In 1673 a rhymed heroic tragedy by Samuel Pordage, Herod and Mariamne, was produced at the theatre in Lincoln's Inn Fields. According to the prologue, it had been written much earlier.
MR. PORDAGE (who at least has rendered himself famous for following the Muses, though he could never overtake them) seems not to have had interest enough among the players to usher his own performances on the theatre. He had taken infinite pains to make Herod an arrant Jew, and was very unwilling to lose his labour after the work had not only received the approbation of himself, but of several of his poetical friends also.
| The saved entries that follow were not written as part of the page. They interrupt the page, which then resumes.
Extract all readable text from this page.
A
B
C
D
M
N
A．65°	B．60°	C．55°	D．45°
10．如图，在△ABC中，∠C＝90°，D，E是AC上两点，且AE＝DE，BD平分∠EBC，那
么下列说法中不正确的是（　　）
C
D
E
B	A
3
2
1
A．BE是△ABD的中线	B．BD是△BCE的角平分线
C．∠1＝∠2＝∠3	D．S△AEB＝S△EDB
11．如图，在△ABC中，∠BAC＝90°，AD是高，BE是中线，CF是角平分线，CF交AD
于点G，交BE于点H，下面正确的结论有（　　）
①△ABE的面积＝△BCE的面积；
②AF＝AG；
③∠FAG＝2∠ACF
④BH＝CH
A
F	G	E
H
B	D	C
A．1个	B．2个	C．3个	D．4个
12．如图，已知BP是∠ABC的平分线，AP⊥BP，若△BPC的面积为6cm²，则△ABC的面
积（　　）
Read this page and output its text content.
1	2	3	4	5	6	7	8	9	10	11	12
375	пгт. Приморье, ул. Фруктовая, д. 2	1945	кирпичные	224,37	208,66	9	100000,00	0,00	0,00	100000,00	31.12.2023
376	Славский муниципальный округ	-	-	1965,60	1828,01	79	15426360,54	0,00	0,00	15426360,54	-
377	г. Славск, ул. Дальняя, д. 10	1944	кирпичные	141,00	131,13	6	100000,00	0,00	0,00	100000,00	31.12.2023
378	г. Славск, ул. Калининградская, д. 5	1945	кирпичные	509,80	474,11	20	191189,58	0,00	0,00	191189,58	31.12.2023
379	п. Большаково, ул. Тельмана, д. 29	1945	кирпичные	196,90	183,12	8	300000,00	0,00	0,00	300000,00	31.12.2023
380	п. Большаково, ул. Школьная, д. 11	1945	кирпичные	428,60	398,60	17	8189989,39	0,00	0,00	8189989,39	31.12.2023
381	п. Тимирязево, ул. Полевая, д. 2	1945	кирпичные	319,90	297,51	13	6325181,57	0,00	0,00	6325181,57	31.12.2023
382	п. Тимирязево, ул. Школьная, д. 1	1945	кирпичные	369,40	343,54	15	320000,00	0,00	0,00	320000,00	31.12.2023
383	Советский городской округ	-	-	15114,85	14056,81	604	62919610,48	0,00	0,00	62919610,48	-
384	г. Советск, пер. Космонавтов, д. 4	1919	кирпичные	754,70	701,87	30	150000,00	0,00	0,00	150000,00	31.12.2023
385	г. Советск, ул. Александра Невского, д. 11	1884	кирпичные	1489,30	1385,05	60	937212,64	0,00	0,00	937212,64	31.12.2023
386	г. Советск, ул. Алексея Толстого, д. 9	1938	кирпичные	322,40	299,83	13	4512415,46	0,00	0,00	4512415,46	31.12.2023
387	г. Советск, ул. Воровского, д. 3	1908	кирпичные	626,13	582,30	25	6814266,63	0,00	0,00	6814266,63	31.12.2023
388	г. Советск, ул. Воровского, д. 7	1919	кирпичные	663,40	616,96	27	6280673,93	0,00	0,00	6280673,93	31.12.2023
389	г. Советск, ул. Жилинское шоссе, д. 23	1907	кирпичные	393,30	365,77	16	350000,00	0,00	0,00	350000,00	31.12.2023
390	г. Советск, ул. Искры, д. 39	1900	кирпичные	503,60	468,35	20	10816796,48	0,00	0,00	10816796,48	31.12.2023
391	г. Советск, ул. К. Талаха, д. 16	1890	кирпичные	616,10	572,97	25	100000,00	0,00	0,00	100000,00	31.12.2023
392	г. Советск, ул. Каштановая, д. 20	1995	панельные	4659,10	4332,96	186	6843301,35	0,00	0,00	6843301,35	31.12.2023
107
A patron was still wanting; and after consulting some of his acquaintances, who should have the honour of patronizing so accomplished a play, it was resolved, nemine contradicente, that Wilmot, Earl of Rochester, was the most worthy of such a favour. To this end the author, though not personally or nominally known to my Lord Rochester, waited upon him and left the play for his lordship's perusal, and lived for some days on the expectation of his approaching applause. At the expiration of about a week he went a second time to my Lord's house, where he found the manuscript in the hands of the porter, with this distich writ upon the cover of it:
Poet, whoe'er thou art, God damn thee,
Go hang thyself, and burn thy Mariamne.
From The Dramatic Works of Roger Boyle, Earl of Orrery. ed. William Smith Clark (Harvard, 1937), ii. 951-2
(from a MS. note by John Boyle, fifth Earl of Orrery).